O Supremo Tribunal Federal (STF) retomou nesta quarta-feira, após pausa para almoço, o julgamento sobre a prisão de condenados em segunda instância . O terceiro ministro a votar no plenário, Edson Fachin — relator da Lava-Jato no STF — votou como Alexandre de Moraes, que se posicionou favorável a que o réu possa ser preso antes do trânsito em julgado. Na primeira parte da sessão, o relator, Marco Aurélio Mello, votou pela execução da pena somente após o fim dos recursos.

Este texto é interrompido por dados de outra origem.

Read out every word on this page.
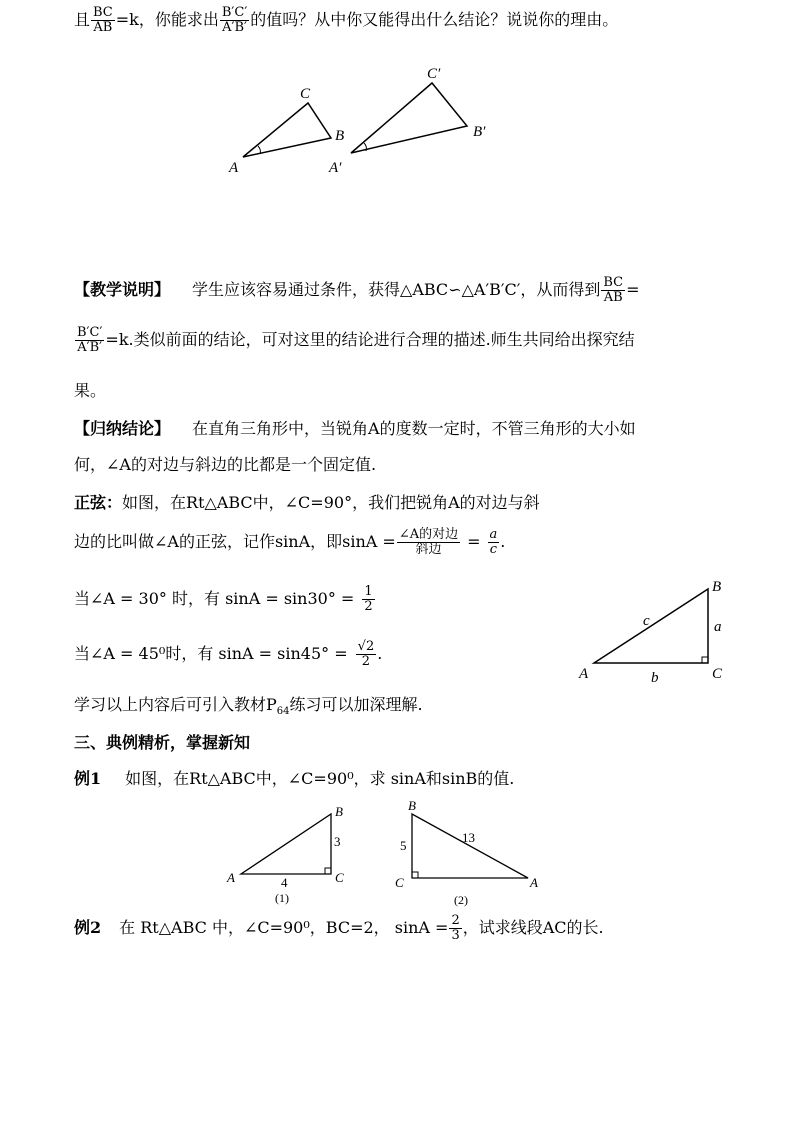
且 $\frac{BC}{AB} =k$，你能求出 $\frac{B'C'}{A'B'}$ 的值吗？从中你又能得出什么结论？说说你的理由。
A
C
B
A′
C′
B′
【教学说明】 学生应该容易通过条件，获得△ABC∽△A′B′C′，从而得到 $\frac{BC}{AB}$ =
$\frac{B'C'}{A'B'} =k$.类似前面的结论，可对这里的结论进行合理的描述.师生共同给出探究结
果。
【归纳结论】 在直角三角形中，当锐角A的度数一定时，不管三角形的大小如
何，∠A的对边与斜边的比都是一个固定值.
正弦：如图，在Rt△ABC中，∠C=90°，我们把锐角A的对边与斜
边的比叫做∠A的正弦，记作sinA，即$\sin A = \frac{\text{∠A的对边}}{\text{斜边}} = \frac{a}{c}$ .
当∠A = 30° 时，有 $\sin A = \sin 30^\circ = \frac{1}{2}$
当∠A = 45⁰时，有 $\sin A = \sin 45^\circ = \frac{√2}{2}$ .
A
B
C
c	a
b
学习以上内容后可引入教材$P_{64}$练习可以加深理解.
三、典例精析，掌握新知
例1 如图，在Rt△ABC中，∠C=90⁰，求 sinA和sinB的值.
A
B
C
3
4
(1)
B
C	A
5
13
(2)
例2 在 Rt△ABC 中，∠C=90⁰，BC=2， $\sin A = \frac{2}{3}$ ，试求线段AC的长.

Fachin, que é relator da Lava-Jato no STF, confirmou a mesma posição que já tinha manifestado em outros julgamentos sobre o assunto. Com ele, o placar temporário na Corte está em dois votos a um pela regra da segunda instância. O presidente do tribunal, Dias Toffoli, anunciou um intervalo de meia hora. Ainda faltam votar oito ministros. O mais provável é que a sessão se estenda até quinta-feira.

CONSTITUCIONAL – Fachin concordou com Moraes na defesa da tese de que a prisão após segunda instância não ofende o princípio constitucional da presunção de inocência, porque as decisões colegiadas são devidamente fundamentadas e, antes delas, é dado aos réus o amplo direito de defesa. Ele já tinha defendido essa posição em julgamento na Primeira Turma do STF. Agora, repete sua convicção em plenário.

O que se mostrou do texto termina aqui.